O processo de absorver todas essas questões foi conduzindo Ana Amélia para um caminho que se consolidou quando ela encontrou um curso com o professor Rafael Vogt Maia Rosa, que é artista e curador. “Eu resolvi fazer o curso principalmente porque ali existia a promessa de uma exposição no final, e eu não queria mais fazer as coisas só para pessoas mais próximas. Eu queria ir para o mundo, conhecer pessoas que estavam trilhando esse caminho há mais tempo”, explica. Foi então que participou da residência e se surpreendeu ao ver como as suas dúvidas sobre o que era ser artista, sobre como encontrar esse caminho e se mover, também sensibilizaram outras pessoas.

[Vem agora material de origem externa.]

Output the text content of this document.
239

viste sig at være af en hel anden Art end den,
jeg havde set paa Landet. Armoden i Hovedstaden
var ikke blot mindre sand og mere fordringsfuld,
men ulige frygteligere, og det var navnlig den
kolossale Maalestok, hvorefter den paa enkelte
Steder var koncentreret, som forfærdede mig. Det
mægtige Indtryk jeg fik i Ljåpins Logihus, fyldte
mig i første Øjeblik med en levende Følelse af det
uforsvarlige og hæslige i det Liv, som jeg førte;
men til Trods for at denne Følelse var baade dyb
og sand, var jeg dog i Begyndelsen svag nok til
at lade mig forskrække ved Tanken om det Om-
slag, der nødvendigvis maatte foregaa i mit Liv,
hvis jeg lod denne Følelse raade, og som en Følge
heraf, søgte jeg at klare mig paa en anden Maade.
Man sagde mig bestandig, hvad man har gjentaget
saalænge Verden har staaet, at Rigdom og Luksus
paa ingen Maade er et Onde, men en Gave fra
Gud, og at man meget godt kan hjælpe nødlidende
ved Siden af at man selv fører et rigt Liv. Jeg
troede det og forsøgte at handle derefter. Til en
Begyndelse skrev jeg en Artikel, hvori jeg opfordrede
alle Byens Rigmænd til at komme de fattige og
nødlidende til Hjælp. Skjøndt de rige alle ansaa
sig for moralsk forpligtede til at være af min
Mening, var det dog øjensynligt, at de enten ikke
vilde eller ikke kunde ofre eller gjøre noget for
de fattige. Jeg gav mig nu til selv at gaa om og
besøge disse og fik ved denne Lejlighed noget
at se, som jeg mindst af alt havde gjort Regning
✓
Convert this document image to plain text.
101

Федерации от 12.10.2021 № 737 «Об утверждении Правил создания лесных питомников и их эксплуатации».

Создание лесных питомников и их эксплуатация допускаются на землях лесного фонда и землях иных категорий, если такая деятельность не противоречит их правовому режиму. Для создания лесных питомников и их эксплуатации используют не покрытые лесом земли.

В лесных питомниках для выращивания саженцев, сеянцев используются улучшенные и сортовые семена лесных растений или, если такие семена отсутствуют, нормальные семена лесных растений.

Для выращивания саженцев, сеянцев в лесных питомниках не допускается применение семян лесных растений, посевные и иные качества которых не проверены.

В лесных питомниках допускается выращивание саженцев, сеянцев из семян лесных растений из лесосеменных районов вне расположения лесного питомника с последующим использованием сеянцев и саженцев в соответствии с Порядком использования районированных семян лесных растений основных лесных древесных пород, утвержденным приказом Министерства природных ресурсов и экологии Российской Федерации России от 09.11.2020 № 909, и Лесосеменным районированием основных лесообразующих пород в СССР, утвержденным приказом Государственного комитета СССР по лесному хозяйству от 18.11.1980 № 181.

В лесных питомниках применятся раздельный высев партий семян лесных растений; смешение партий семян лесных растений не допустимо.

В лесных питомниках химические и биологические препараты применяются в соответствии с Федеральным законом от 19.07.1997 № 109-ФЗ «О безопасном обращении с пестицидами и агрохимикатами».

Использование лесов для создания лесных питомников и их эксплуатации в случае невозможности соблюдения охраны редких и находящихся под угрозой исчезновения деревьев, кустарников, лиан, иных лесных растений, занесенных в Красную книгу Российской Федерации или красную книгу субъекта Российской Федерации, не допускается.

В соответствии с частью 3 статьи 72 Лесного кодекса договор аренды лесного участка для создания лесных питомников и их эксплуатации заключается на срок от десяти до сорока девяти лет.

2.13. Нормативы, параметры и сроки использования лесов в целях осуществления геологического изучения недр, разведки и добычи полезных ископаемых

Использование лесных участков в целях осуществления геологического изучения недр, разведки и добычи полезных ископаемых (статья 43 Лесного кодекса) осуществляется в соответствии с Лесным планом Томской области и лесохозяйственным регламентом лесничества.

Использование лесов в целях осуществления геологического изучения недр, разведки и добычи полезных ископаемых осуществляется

“Eu comecei a trabalhar na parte artística mesmo porque eu tinha esse medo, porque tantas vezes eu parava, porque eu tinha tanta dificuldade de mostrar, de deixar essa arte existir. E eu então comecei a fazer autorretratos, que era uma coisa que eu desenhava desde criança”, conta. Para conseguir isso, passou a se filmar em diferentes posições, brincar com ações físicas e com expressões, usando frames para inspirar as pinturas. “Eu incorporei também álbuns de infância, sonhos que eu tinha desde pequena, medos, e fui retrabalhando, falando um pouco mesmo desse processo de sair desse ovo, de um esconderijo. Fui testando e fui sentindo no meu corpo, escrevendo sobre o processo”, conta.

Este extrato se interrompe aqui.